In 2004, the DCS solicited bids from major mechanical construction companies in the state, but Johnson Controls submitted the only bid for the work.
The Wisconsin-based company, which has an office in Tulsa, proposed three options.
One option would repair the current system at a cost of $11 million and a second option would replace it with a new system costing $20 million. The third option called for placing heat and air conditioning equipment on the Capitol roof and would cost $27 million.
At Monday's meetings, officials of Johnson Controls said the $20 million and $27 million options would create a system that would last for 30 years, instead of 15 years for the heat pump system, and would result in a $5 million savings in energy costs.
They also said changing the system would cool large areas of the Capitol that currently have no air conditioning.
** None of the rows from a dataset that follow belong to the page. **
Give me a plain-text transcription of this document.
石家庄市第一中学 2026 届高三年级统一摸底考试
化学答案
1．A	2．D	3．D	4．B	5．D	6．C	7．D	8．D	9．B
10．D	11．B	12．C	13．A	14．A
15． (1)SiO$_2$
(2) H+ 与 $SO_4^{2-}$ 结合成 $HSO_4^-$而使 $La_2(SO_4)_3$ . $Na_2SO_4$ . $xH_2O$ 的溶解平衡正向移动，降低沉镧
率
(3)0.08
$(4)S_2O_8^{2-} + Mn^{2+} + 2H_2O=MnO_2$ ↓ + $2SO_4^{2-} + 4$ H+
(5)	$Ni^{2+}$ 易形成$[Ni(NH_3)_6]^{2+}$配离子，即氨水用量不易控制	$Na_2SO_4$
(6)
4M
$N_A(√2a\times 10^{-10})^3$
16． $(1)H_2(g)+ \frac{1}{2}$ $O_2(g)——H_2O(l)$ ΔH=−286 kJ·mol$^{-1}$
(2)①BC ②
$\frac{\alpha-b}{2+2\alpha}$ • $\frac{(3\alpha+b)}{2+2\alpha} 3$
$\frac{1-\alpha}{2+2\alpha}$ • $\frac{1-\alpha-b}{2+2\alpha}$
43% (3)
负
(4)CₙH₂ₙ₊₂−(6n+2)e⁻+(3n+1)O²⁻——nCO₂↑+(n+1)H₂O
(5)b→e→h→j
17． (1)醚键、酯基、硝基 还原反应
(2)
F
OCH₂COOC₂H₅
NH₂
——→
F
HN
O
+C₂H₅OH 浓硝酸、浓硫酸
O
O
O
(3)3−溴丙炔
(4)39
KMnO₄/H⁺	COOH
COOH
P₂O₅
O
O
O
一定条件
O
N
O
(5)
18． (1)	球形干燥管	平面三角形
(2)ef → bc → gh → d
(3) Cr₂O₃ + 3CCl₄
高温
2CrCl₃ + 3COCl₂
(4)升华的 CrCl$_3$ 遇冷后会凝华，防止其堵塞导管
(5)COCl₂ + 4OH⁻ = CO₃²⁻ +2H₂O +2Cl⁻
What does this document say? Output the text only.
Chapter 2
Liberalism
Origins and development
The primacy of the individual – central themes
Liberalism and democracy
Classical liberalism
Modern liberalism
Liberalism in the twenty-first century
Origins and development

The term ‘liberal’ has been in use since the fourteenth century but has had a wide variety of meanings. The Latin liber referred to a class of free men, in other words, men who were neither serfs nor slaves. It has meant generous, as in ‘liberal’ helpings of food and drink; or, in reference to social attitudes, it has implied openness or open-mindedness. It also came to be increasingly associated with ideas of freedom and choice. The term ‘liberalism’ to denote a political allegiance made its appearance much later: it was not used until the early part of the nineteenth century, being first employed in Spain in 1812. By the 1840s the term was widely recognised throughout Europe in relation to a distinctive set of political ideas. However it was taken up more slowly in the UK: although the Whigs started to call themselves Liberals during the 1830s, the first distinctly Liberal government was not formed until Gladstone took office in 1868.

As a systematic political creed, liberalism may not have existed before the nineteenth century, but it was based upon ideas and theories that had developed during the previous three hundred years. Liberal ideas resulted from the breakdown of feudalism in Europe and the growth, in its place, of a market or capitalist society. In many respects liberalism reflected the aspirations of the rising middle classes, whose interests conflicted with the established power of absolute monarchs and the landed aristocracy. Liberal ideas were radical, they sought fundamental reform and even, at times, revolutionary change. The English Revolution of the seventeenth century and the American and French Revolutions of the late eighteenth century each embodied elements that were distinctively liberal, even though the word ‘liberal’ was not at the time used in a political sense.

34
A consultant who worked on replacing the heating and air conditioning system at the Wisconsin Capitol said it was important for legislators to consider a system that creates a safe environment for art work located throughout the Capitol.
Much of that art work is located in the rotunda areas, which are not currently cooled and have high humidity, which can be damaging to art, officials said.
Liotta said there may be legitimate reasons for upgrading the system, including a responsibility to maintain appropriate air quality inside the 500,000-square-foot building for employees and visitors.
``But it is my responsibility to make sure the Legislature has all the facts necessary to make the best decision for the state,'' he said.